Have you noticed the increasing uselessness of Google — and search engines — generally?
© 2018 Peter Free
20 April 2018
I remember a time when — Internet search engines found useful links
Not so much, anymore.
These days they spew up the same things, from the same obviously limited number of sources, over and over again.
Try an experiment
Type in any car brand and model and add "towing capacity."
For most models, you will be greeted with pages of dealerships and other advertisers claiming to answer, but not answering the question.
Even when a proposed capacity number is listed in the Google results, that number often does not appear in the clicked upon link.
Similarly annoying
Notice how often Amazon.com and other major retailers pop up, pretending to have the product you want, when they do not?
Google and Ilk are about serving high traffic advertisers.
As a public, we are covertly strong-armed into visiting websites that often have little to do with what we are looking for, or to an arguably important (often regional) commerical elite.
Here is a minor example
I have been looking, online, for a lightweight utility trailer. For months, I've plugged in all manner of keywords. I get a tiresomely same and very limited list of identical advertisers every time. And many of those are selling steel, rather than aluminum.
Two days ago, by chance, I tripped over a product review attached to a website that had never been listed in my Google results. Dock Doctors stocks aluminum "paddlesport" trailers that I might be able to modify to suit my purposes.
I wondered whether Google's previous unproductive string of results (with regard to Dock Doctors) amounted to discrimination against small guys or those who don't pay.
Out of curiosity, I retraced my Google search steps.
I had to use "aluminum kayak trailers" to find Dock Doctors' trailers.
A search for "aluminum trailers" did not turn the business up — despite the fact that Dock Doctors has:
"utility trailer" — as page heading for each of 7 trailer models
"aluminum frame trailer" — in the topic heading for each of those
"aluminum frame trailers" — as the descriptive summary list of those trailers
as well as
"utility trailers" — prominently listed on the Dock Doctors site-map.
Indicatively, most of the retailers that preceded Dock Doctors in my searches, including the "aluminum trailers" one in which Dock Doctors did not even show up, frequently did not prominently attach those same words to their own pages.

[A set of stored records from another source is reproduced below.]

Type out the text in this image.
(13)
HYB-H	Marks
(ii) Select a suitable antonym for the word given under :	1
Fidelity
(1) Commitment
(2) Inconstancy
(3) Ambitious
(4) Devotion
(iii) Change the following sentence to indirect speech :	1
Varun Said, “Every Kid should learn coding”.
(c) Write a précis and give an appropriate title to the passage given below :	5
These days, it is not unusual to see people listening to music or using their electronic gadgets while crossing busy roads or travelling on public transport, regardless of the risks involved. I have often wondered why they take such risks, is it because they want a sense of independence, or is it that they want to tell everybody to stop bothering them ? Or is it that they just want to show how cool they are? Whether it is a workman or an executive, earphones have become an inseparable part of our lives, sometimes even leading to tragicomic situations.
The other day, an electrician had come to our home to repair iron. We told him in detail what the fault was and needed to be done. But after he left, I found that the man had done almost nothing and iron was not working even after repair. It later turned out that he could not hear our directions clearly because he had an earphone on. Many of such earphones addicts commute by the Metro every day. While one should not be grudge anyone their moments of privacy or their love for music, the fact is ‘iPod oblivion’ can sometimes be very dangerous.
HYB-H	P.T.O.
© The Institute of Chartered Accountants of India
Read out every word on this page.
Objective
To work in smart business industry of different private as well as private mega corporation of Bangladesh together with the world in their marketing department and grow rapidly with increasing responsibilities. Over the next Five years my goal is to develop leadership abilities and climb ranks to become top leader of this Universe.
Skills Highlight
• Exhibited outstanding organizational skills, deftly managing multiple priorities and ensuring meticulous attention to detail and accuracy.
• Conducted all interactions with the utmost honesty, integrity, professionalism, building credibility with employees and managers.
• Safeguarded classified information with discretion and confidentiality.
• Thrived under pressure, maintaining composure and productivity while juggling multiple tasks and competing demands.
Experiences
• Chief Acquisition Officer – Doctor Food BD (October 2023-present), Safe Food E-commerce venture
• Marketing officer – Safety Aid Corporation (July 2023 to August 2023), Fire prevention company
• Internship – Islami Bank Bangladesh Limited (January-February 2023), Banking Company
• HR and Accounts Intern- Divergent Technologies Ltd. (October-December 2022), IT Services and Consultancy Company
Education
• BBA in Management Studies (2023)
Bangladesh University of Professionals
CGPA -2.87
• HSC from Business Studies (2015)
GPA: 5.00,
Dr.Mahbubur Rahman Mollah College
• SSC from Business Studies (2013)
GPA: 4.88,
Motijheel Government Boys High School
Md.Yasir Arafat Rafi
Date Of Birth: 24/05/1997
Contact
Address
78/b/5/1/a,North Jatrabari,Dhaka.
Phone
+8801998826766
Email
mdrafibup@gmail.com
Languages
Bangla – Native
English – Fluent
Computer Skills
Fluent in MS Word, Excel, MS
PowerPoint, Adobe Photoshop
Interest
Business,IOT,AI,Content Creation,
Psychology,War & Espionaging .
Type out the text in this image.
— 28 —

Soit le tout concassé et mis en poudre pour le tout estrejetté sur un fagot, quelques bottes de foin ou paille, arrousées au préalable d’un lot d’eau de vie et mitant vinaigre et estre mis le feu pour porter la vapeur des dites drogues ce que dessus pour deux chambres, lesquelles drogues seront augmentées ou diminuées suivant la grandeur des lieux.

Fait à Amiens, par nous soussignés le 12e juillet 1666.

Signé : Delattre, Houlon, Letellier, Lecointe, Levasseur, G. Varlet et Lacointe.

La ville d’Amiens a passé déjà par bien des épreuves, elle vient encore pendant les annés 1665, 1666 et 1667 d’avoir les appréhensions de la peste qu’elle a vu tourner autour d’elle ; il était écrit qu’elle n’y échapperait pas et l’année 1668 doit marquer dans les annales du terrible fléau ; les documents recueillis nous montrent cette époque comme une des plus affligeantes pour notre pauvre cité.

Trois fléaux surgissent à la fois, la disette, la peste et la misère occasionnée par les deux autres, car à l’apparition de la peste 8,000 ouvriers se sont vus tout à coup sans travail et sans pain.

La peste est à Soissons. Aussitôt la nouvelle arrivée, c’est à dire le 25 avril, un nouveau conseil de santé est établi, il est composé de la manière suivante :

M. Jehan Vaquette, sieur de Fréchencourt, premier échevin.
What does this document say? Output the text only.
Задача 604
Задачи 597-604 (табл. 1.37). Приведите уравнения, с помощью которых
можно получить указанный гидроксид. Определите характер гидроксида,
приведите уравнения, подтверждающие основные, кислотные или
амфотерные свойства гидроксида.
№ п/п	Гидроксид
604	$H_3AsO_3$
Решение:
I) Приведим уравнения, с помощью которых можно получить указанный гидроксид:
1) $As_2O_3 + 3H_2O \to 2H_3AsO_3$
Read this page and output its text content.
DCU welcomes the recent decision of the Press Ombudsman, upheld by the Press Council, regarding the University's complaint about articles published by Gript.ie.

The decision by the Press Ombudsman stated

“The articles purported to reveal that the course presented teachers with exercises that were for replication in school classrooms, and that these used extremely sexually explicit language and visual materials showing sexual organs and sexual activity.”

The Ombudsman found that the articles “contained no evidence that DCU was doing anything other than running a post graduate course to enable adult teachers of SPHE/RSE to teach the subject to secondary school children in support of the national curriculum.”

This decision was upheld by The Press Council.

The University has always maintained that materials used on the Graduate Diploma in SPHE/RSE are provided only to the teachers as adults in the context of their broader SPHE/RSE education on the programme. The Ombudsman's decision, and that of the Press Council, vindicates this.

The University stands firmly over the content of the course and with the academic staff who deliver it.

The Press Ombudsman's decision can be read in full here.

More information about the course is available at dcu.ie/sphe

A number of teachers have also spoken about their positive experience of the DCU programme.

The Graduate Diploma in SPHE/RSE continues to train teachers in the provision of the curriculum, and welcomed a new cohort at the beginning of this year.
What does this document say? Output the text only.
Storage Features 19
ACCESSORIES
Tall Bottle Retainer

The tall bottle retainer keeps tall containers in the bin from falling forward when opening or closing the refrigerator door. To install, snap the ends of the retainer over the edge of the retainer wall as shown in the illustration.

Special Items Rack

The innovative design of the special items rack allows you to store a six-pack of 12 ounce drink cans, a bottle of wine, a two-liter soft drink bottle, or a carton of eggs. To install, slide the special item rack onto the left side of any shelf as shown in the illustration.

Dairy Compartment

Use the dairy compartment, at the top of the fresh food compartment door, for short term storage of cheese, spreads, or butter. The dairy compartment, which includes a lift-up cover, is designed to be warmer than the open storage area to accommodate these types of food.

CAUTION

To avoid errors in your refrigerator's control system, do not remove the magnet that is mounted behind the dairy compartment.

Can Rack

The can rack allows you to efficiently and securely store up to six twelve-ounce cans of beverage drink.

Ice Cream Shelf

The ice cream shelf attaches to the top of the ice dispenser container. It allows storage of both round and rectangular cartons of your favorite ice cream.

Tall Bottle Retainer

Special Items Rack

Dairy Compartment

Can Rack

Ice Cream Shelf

The moral? — Search engines will track your own buying interests, but . . .
. . . when you need something specific from a non-giant source, they will not find it for you.
Search engines' professed ability to expand our knowledge base has soured under Greed's onslaught.
Our capitalistic Internet model can be as limiting as totalitarian censorship is. Just in different ways.
Parasitic propaganda, like brainwashing in totalitarian countries, prevents most of us from recognizing these limitations.
Contemplate how search engines' hidden restrictions shape and limit our views of the world.
Notice also how Google delists websites for political reasons.
In consequence, whenever I find a source of useful information or alternative perspectives, I bookmark it. Knowing that I will otherwise probably never find it again.